Secret Server Cloud: Australia Region - RPC and Heartbeat issues

Incident Report for Delinea

Postmortem

Incident Overview

On April 7, 2025, at 22:41 UTC, we began experiencing issues affecting Secret Server Cloud instances in the Australia region. The impact included disruptions to core services such as heartbeats, password changes, and proxy session initiation. These issues were traced to failures within the Azure Service Bus infrastructure used by our platform. The incident was mitigated, and service was fully restored by April 8, 2025, at 17:20 UTC.

Root Cause

The root cause is still under investigation by Microsoft’s Azure product group. However, the following contributing factors have been identified:

Service Bus Namespace and Queue Failures

  1. Some of our Service Bus namespaces hosted in Azure as a PaaS (Platform as a Service) service became impaired, leading to failures in publishing messages. This impacted essential operations like heartbeats, password changes, and session launches.
  2. The password change response message queue became non-functional and could not be deleted or re-created, preventing the platform from processing completed password changes.

Mitigation and Resolution

  • Attempts to recover the faulty queue through deletion and re-creation failed due to the unresponsive state of the Azure Service Bus. Since it is a PaaS service, we had to escalate to the Azure team to resolve underlying issues that we do not have control over. A high-priority support case was escalated to Microsoft Azure team.
  • At 17:20 UTC on April 8, we initiated a failover to the secondary Azure region in Australia, which allowed normal processing of RPCs.
  • Additional compute resources were provisioned and worker services were scaled up to handle the backlog of messages. This allowed message queues to drain normally.
  • Azure product team remediated the underlying issue with the Service Bus infrastructure on April 9, 2025.
  • Subsequently, traffic was redirected to the primary AU region on April 9, 2025, where services are now stable.

Preventative Actions

  • We continue to work with Microsoft to determine the root cause and obtain a permanent fix for the Service Bus instability in the AU region.
  • Improvements are made to our failover documentation to ensure quicker regional transitions in similar scenarios.
  • A follow-up update will be posted once we receive further analysis from the Azure product team.
Posted Apr 17, 2025 - 18:28 EDT

Resolved

This incident has been resolved. Services have been stable since the failover to the secondary region in Australia.

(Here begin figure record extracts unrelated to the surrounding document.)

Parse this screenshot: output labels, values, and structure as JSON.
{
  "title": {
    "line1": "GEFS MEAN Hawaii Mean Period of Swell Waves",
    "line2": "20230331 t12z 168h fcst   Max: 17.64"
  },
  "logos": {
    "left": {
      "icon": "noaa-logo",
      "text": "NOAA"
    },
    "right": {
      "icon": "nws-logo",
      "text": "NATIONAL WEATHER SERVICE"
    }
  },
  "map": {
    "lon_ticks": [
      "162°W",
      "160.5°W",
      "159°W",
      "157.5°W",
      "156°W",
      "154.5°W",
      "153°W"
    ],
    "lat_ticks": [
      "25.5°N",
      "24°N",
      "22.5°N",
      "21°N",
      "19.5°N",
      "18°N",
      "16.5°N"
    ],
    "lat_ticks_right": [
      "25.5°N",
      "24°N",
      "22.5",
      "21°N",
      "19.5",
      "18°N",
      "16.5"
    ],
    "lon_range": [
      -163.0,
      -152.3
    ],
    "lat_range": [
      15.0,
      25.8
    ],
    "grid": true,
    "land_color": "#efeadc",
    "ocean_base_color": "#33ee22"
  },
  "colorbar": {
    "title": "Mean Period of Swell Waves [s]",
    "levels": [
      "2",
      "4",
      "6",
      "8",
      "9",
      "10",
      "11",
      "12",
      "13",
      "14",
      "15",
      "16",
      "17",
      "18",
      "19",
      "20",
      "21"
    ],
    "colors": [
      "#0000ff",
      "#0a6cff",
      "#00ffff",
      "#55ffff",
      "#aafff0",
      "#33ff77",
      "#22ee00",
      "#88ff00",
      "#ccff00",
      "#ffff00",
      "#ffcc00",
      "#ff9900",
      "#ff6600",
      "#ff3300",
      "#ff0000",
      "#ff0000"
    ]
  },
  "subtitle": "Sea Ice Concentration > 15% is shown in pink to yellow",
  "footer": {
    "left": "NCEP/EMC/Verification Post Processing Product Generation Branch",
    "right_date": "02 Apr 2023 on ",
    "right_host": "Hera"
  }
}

We are continuing to work with Microsoft to determine the root cause of the faulty message bus in the primary region. Once identified and addressed, we will initiate a seamless failback to the primary region with no expected downtime.

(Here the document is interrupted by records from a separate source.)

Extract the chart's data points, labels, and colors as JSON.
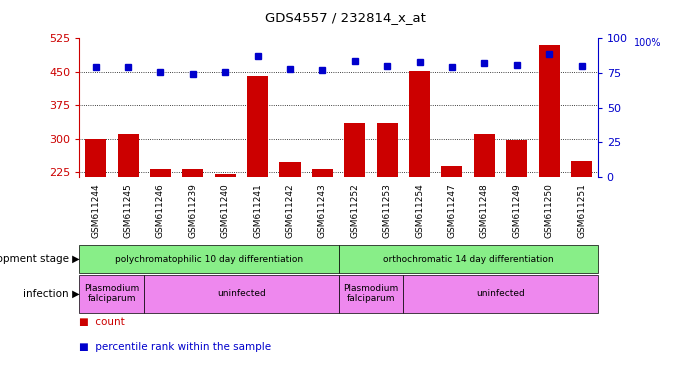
{
  "title": "GDS4557 / 232814_x_at",
  "samples": [
    "GSM611244",
    "GSM611245",
    "GSM611246",
    "GSM611239",
    "GSM611240",
    "GSM611241",
    "GSM611242",
    "GSM611243",
    "GSM611252",
    "GSM611253",
    "GSM611254",
    "GSM611247",
    "GSM611248",
    "GSM611249",
    "GSM611250",
    "GSM611251"
  ],
  "counts": [
    300,
    310,
    232,
    232,
    222,
    440,
    248,
    232,
    335,
    335,
    452,
    238,
    310,
    298,
    510,
    250
  ],
  "percentiles": [
    79,
    79,
    76,
    74,
    76,
    87,
    78,
    77,
    84,
    80,
    83,
    79,
    82,
    81,
    89,
    80
  ],
  "ylim_left": [
    215,
    525
  ],
  "ylim_right": [
    0,
    100
  ],
  "yticks_left": [
    225,
    300,
    375,
    450,
    525
  ],
  "yticks_right": [
    0,
    25,
    50,
    75,
    100
  ],
  "bar_color": "#cc0000",
  "dot_color": "#0000cc",
  "axis_color_left": "#cc0000",
  "axis_color_right": "#0000cc",
  "dev_stages": [
    {
      "label": "polychromatophilic 10 day differentiation",
      "start": 0,
      "end": 7,
      "color": "#88ee88"
    },
    {
      "label": "orthochromatic 14 day differentiation",
      "start": 8,
      "end": 15,
      "color": "#88ee88"
    }
  ],
  "inf_groups": [
    {
      "label": "Plasmodium\nfalciparum",
      "start": 0,
      "end": 1,
      "color": "#ee88ee"
    },
    {
      "label": "uninfected",
      "start": 2,
      "end": 7,
      "color": "#ee88ee"
    },
    {
      "label": "Plasmodium\nfalciparum",
      "start": 8,
      "end": 9,
      "color": "#ee88ee"
    },
    {
      "label": "uninfected",
      "start": 10,
      "end": 15,
      "color": "#ee88ee"
    }
  ],
  "legend_count_label": "count",
  "legend_percentile_label": "percentile rank within the sample",
  "dev_stage_label": "development stage",
  "infection_label": "infection",
  "background_color": "#ffffff"
}
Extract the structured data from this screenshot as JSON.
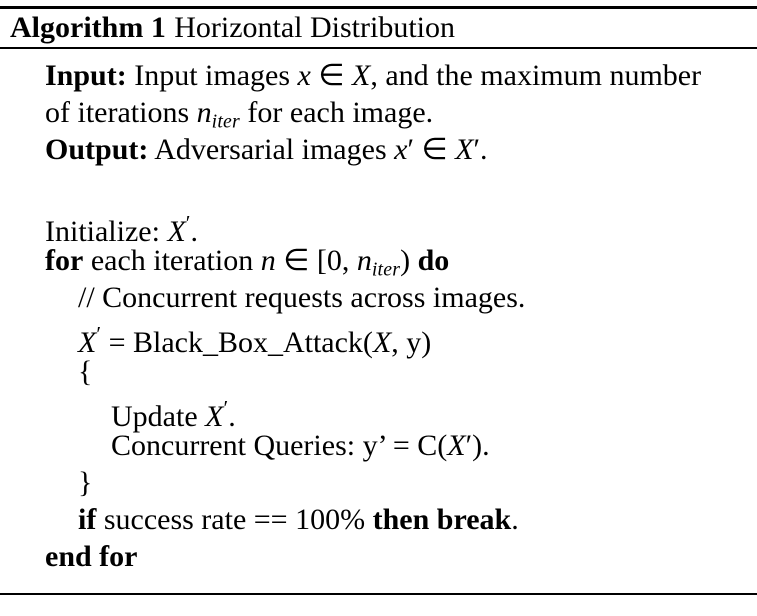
{
  "colors": {
    "background": "#ffffff",
    "text": "#000000",
    "rule": "#000000"
  },
  "header": {
    "label": "Algorithm 1",
    "title": "Horizontal Distribution"
  },
  "algorithm": {
    "lines": [
      {
        "indent": 0,
        "segments": [
          {
            "text": "Input:",
            "bold": true
          },
          {
            "text": " Input images "
          },
          {
            "text": "x",
            "italic": true
          },
          {
            "text": " ∈ "
          },
          {
            "text": "X",
            "italic": true
          },
          {
            "text": ", and the maximum number"
          }
        ]
      },
      {
        "indent": 0,
        "segments": [
          {
            "text": "of iterations "
          },
          {
            "text": "n",
            "italic": true
          },
          {
            "text": "iter",
            "italic": true,
            "sub": true
          },
          {
            "text": " for each image."
          }
        ]
      },
      {
        "indent": 0,
        "segments": [
          {
            "text": "Output:",
            "bold": true
          },
          {
            "text": " Adversarial images "
          },
          {
            "text": "x",
            "italic": true
          },
          {
            "text": "′"
          },
          {
            "text": " ∈ "
          },
          {
            "text": "X",
            "italic": true
          },
          {
            "text": "′"
          },
          {
            "text": "."
          }
        ]
      },
      {
        "indent": 0,
        "blank": true,
        "segments": []
      },
      {
        "indent": 0,
        "segments": [
          {
            "text": "Initialize: "
          },
          {
            "text": "X",
            "italic": true
          },
          {
            "text": "′",
            "sup": true
          },
          {
            "text": "."
          }
        ]
      },
      {
        "indent": 0,
        "segments": [
          {
            "text": "for",
            "bold": true
          },
          {
            "text": " each iteration "
          },
          {
            "text": "n",
            "italic": true
          },
          {
            "text": " ∈ [0, "
          },
          {
            "text": "n",
            "italic": true
          },
          {
            "text": "iter",
            "italic": true,
            "sub": true
          },
          {
            "text": ") "
          },
          {
            "text": "do",
            "bold": true
          }
        ]
      },
      {
        "indent": 1,
        "segments": [
          {
            "text": "// Concurrent requests across images."
          }
        ]
      },
      {
        "indent": 1,
        "segments": [
          {
            "text": "X",
            "italic": true
          },
          {
            "text": "′",
            "sup": true
          },
          {
            "text": " = Black_Box_Attack("
          },
          {
            "text": "X",
            "italic": true
          },
          {
            "text": ", y)"
          }
        ]
      },
      {
        "indent": 1,
        "segments": [
          {
            "text": "{"
          }
        ]
      },
      {
        "indent": 2,
        "segments": [
          {
            "text": "Update "
          },
          {
            "text": "X",
            "italic": true
          },
          {
            "text": "′",
            "sup": true
          },
          {
            "text": "."
          }
        ]
      },
      {
        "indent": 2,
        "segments": [
          {
            "text": "Concurrent Queries: y’ = C("
          },
          {
            "text": "X",
            "italic": true
          },
          {
            "text": "′"
          },
          {
            "text": ")."
          }
        ]
      },
      {
        "indent": 1,
        "segments": [
          {
            "text": "}"
          }
        ]
      },
      {
        "indent": 1,
        "segments": [
          {
            "text": "if",
            "bold": true
          },
          {
            "text": " success rate == 100% "
          },
          {
            "text": "then",
            "bold": true
          },
          {
            "text": " "
          },
          {
            "text": "break",
            "bold": true
          },
          {
            "text": "."
          }
        ]
      },
      {
        "indent": 0,
        "segments": [
          {
            "text": "end for",
            "bold": true
          }
        ]
      }
    ]
  }
}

A detailed postmortem will be shared once our investigation is complete.
Posted Apr 08, 2025 - 18:15 EDT

Monitoring

We are actively monitoring the AU region. We will provide further updates as more information becomes available.
Posted Apr 08, 2025 - 15:28 EDT

Update

As part of our mitigation efforts, we have failed over to our secondary region in Australia. Remote Password Changing (RPC) and heartbeats are now processing, and customers should see these activities reflected in their logs.

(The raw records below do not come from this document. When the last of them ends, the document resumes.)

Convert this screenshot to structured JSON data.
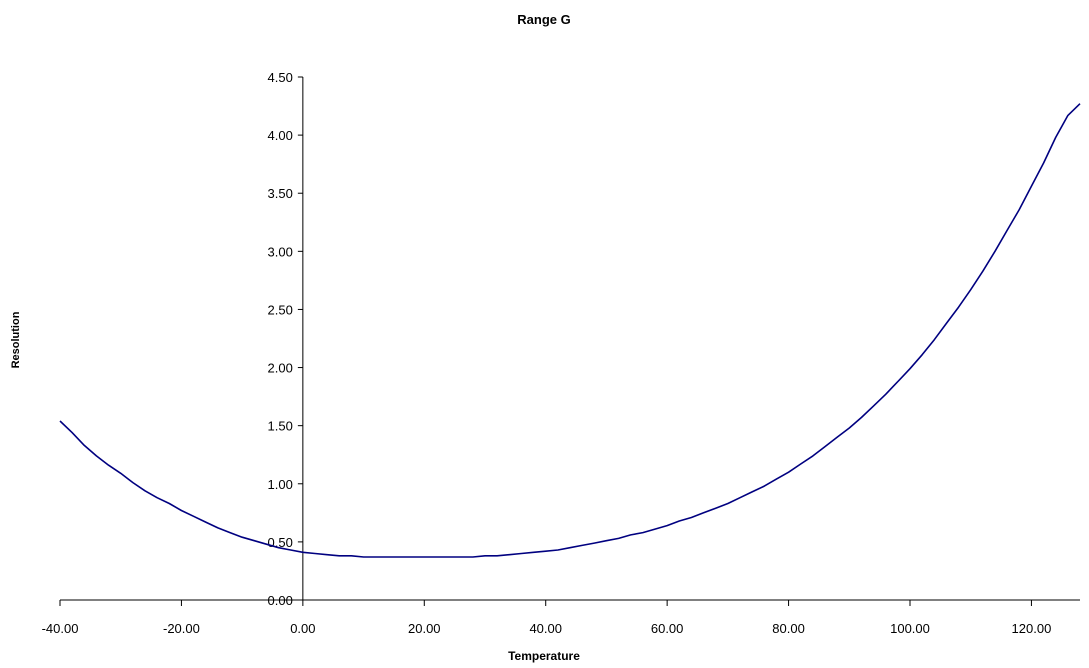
{
  "chart_data": {
    "type": "line",
    "title": "Range G",
    "xlabel": "Temperature",
    "ylabel": "Resolution",
    "xlim": [
      -40,
      128
    ],
    "ylim": [
      0,
      4.5
    ],
    "x_ticks": [
      "-40.00",
      "-20.00",
      "0.00",
      "20.00",
      "40.00",
      "60.00",
      "80.00",
      "100.00",
      "120.00"
    ],
    "y_ticks": [
      "0.00",
      "0.50",
      "1.00",
      "1.50",
      "2.00",
      "2.50",
      "3.00",
      "3.50",
      "4.00",
      "4.50"
    ],
    "grid": false,
    "legend": "none",
    "series": [
      {
        "color": "#000080",
        "x": [
          -40,
          -38,
          -36,
          -34,
          -32,
          -30,
          -28,
          -26,
          -24,
          -22,
          -20,
          -18,
          -16,
          -14,
          -12,
          -10,
          -8,
          -6,
          -4,
          -2,
          0,
          2,
          4,
          6,
          8,
          10,
          12,
          14,
          16,
          18,
          20,
          22,
          24,
          26,
          28,
          30,
          32,
          34,
          36,
          38,
          40,
          42,
          44,
          46,
          48,
          50,
          52,
          54,
          56,
          58,
          60,
          62,
          64,
          66,
          68,
          70,
          72,
          74,
          76,
          78,
          80,
          82,
          84,
          86,
          88,
          90,
          92,
          94,
          96,
          98,
          100,
          102,
          104,
          106,
          108,
          110,
          112,
          114,
          116,
          118,
          120,
          122,
          124,
          126,
          128
        ],
        "y": [
          1.54,
          1.44,
          1.33,
          1.24,
          1.16,
          1.09,
          1.01,
          0.94,
          0.88,
          0.83,
          0.77,
          0.72,
          0.67,
          0.62,
          0.58,
          0.54,
          0.51,
          0.48,
          0.45,
          0.43,
          0.41,
          0.4,
          0.39,
          0.38,
          0.38,
          0.37,
          0.37,
          0.37,
          0.37,
          0.37,
          0.37,
          0.37,
          0.37,
          0.37,
          0.37,
          0.38,
          0.38,
          0.39,
          0.4,
          0.41,
          0.42,
          0.43,
          0.45,
          0.47,
          0.49,
          0.51,
          0.53,
          0.56,
          0.58,
          0.61,
          0.64,
          0.68,
          0.71,
          0.75,
          0.79,
          0.83,
          0.88,
          0.93,
          0.98,
          1.04,
          1.1,
          1.17,
          1.24,
          1.32,
          1.4,
          1.48,
          1.57,
          1.67,
          1.77,
          1.88,
          1.99,
          2.11,
          2.24,
          2.38,
          2.52,
          2.67,
          2.83,
          3.0,
          3.18,
          3.36,
          3.56,
          3.76,
          3.98,
          4.17,
          4.27
        ]
      }
    ]
  }
}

We continue to work with Microsoft to investigate the underlying issue affecting our primary region. We will provide further updates as more information becomes available.
Posted Apr 08, 2025 - 13:48 EDT

Identified

The issue has been identified and a fix is being implemented.
Posted Apr 08, 2025 - 13:05 EDT

Update

We are actively investigating the ongoing issue. We appreciate your patience as we work to resolve it.
Posted Apr 08, 2025 - 11:08 EDT

Investigating

We are currently investigating reports from customers in the AU region who are experiencing issues with their Secret Server Cloud instances. The reported issues include:

- RPC heartbeat failures
- Heartbeats and password changes becoming unresponsive
- Connection Manager timeout errors
- Session recording malfunctions

Our team is actively working to identify the root cause and will provide updates as more information becomes available.
Posted Apr 08, 2025 - 04:05 EDT
This incident affected: AU (Secret Server Cloud).